Here at Interlude, we would like to name this complex reality, admit that we are active beneficiaries of this ecologically harmful and exploitative system, and acknowledge that we do not have good answers. Part of the motivation for this venture was economic pressure and the simplest way to address that for us is to rely primarily on the Internet. This puts us in a complex position of being complicit in ecologically harmful and economically exploitative systems while also being economically exploited by capitalist interests.

So how do we navigate this complexity? Interlude’s primary goal is to teach the joy of music, and though the Western academy often presents music as an insular and separate practice, music is deeply connected to nature, culture, sociology, history, and politics. This is how we intend to address the complexity and hypocrisy of our situation.

  1. Enter into a non-hierarchical student-teacher relationship that focuses on relational learning instead of an access-to-expertise-based pedagogy.

  2. Work towards an educational pedagogy that acknowledges and explores how music shapes culture, influences politics, is informed by the sciences, and is created with instruments built from natural resources.

  3. Focus both on economic and access-based accessibility needs.

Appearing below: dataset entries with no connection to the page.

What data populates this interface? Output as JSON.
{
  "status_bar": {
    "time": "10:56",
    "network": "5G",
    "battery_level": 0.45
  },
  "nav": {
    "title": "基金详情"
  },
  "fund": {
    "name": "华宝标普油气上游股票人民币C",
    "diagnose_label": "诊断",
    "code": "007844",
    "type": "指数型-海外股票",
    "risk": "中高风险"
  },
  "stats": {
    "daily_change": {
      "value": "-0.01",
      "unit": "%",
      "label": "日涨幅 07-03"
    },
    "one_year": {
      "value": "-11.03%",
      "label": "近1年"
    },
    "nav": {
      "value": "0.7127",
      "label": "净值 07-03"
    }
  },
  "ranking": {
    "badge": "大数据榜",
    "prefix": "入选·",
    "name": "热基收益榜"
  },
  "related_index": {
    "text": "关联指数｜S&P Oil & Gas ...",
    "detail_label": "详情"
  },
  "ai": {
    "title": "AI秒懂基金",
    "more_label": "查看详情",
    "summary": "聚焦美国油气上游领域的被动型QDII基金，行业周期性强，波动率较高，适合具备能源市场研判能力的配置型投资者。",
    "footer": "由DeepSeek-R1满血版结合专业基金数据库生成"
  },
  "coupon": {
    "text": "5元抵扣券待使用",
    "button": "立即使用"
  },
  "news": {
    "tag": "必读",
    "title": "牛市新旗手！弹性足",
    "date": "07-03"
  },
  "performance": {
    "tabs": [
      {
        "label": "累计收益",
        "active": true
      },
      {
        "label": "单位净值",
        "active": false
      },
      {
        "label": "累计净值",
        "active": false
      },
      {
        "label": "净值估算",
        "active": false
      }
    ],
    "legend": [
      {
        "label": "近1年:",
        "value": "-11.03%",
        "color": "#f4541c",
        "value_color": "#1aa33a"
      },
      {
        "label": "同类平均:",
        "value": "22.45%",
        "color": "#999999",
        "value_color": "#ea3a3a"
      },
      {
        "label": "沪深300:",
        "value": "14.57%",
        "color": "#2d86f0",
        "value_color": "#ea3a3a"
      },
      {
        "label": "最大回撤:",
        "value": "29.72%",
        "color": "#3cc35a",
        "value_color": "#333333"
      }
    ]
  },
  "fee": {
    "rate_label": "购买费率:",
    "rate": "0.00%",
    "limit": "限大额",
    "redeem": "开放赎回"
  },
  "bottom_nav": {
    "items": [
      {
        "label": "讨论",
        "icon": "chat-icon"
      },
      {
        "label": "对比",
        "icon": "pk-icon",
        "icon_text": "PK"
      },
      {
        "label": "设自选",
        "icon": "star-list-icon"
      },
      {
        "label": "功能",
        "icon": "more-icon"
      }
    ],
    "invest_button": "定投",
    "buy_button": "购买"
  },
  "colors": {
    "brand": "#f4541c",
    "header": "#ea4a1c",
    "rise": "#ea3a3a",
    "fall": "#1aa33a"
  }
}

Acknowledging that both physical and mental disabilities affect people's abilities to earn money and study music.

  4. Acknowledge and explore the historical and cultural histories and influences within the music we teach in order to work towards an anti-racist pedagogy that seeks to understand the complexities of the cross-cultural influences that have appeared in music often as a result of colonialist power structures.

  5. Lastly, Interlude is currently run by Queer Arab-American second-generation immigrants who hold embodied knowledge of the intergenerational trauma caused by colonization and imperialism. We view it as our duty to acknowledge that our embodied and lived experience is as important as our academic training and that the only way for us to be effective teachers is to hold space for both what we study academically and the knowledge that we hold deep within us.

Before the European colonization of the West beginning in the late 15th century, the land where Interlude’s current staff resides was stewarded by the Wabanaki (Dawnland Confederacy), N’dakina (Abenaki / Abénaquis), and Mohican peoples, who have faced and still experience active efforts of genocide and cultural erasure. We at Interlude, as Palestinian-Americans of Syrian and European descent stand in solidarity with all the aboriginal peoples in the Americas and across the world. Your liberation is our liberation.

It is our hope that in the future music will be made from instruments built with love and gratitude for the planet from which the material came. That music will be performed as a healing modality and a joyous sharing of cultural knowledge. That music education would simply be education because the audience and musicians are not, and have never been separate entities. This is the futurity we at Interlude are actively working to embody.